Uno de los síntomas más evidentes de la crisis que atraviesa la democracia occidental es, según Fernando Vallespín, “la creciente falta de respeto de quienes no forman parte de nuestro grupo de referencia”. En Cataluña esa crisis y esas actitudes censoras, respecto al que opina diferente, continuaron durante la transición y siguen aún vigentes en la actualidad: es la versión catalanista del iliberalismo.

Un ejemplo, entre tantos, del arraigo y práctica de dicha intolerancia entre la élite gobernante fue la declaración de la portavoz del Ejecutivo autonómico, Patrícia Plaja Pérez, cuando acusó al presidente de Aragón, Javier Lambán Montañés, de catalanófobo por criticar el comportamiento de los independentistas durante la negociación fallida para la organización de los Juegos Olímpicos de Invierno de 2030. Plaja Pérez fue un poco más precisa y aseguró que Lambán seguía “escupiendo sobre Cataluña cada vez que le ponen un micrófono por delante". Véase la coincidencia de las palabras de la portavoz con la tesis de Carlo M. Cipolla en la segunda parte de su inolvidable Allegro ma non troppo.

La confusión de la parte con el todo sería un mal menor si no mostrase lo arraigada que está la reprobación pública, en busca siempre del jaleo palmero de su propia militancia. Es obvio, o debería serlo, que si Lambán critica al gobierno independentista no está atacando a Cataluña ni a la gran mayoría de los catalanes. Sin embargo, existe un gran problema de comprensión si, al recibir esos comentarios adversos, Plaja Pérez no ve otra cosa que un ataque al conjunto de la ciudadanía catalana fundamentado en el odio.

Es cierto que Cataluña posee un hecho diferencial respecto a otras comunidades de nuestro entorno: su bilingüismo mayoritario, aunque esté repartido desigualmente por el territorio. Por lo demás es, como el resto, una sociedad política y culturalmente plural. Quienes no aceptan y rechazan visceralmente esa indiscutible situación son los que realmente sufren de catalanofobia. Un trastorno que, de ser voluntario y pertinaz, sería preciso calificar jurídicamente y, por tanto, tener un tratamiento penal, además de psicológico o psiquiátrico, como ya recomendara hace décadas don Julio Caro Baroja.

Así pues, la catalanofobia se manifiesta en el Govern y su cohorte parlamentaria y funcionarial con comportamientos intolerantes, decisiones sectarias, incumplimientos legislativos o reiterados señalamientos al diferente. Este conjunto de prácticas fóbicas y antidemocráticas contra la diversidad ideológica y la pluralidad lingüística es, cotidianamente, implementado por el independentismo como parte de su proyecto político, mayoritario según los resultados electorales pero minoritario socialmente.

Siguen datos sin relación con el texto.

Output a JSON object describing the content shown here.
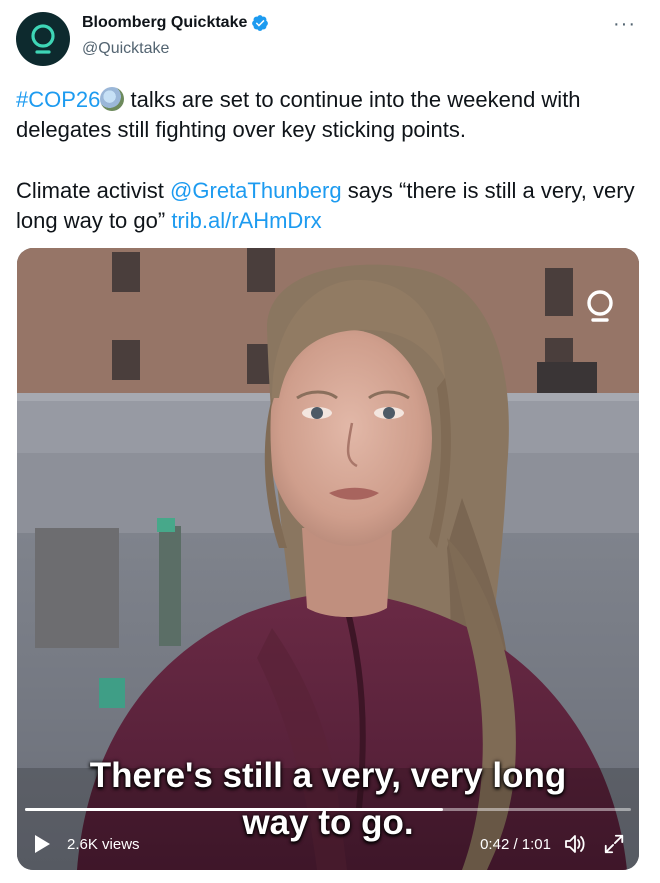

Es cierto que esta fobia no es exclusiva del separatismo, la comparte también con el nacionalismo españolista. En estos casos, uno por centrífugo y otro por centrípeto, ambos confunden sus partes con el todo y odian a aquellos ciudadanos que no piensan del mismo modo. Como sucede con cualquier nacionalismo que se precie, nuestras dos corrientes fóbicas más próximas coinciden también en su deficiente formación histórica, en su simplismo maniqueo de buenos y malos, y en su obsesión por redimir su común versión metafísica de la nación. Si otras conocidas fobias contra personas de diferente condición u orientación se intentan tratar mediante la educación en casa y en la escuela, también es posible combatir de ese modo estas dinámicas nacionalistas perversas y destructoras de la convivencia y la tolerancia. Aunque, visto quiénes están al frente de la respectiva consejería y el correspondiente ministerio, “¡cuán largo me lo fiais!, siendo tan breve el cobrarse”.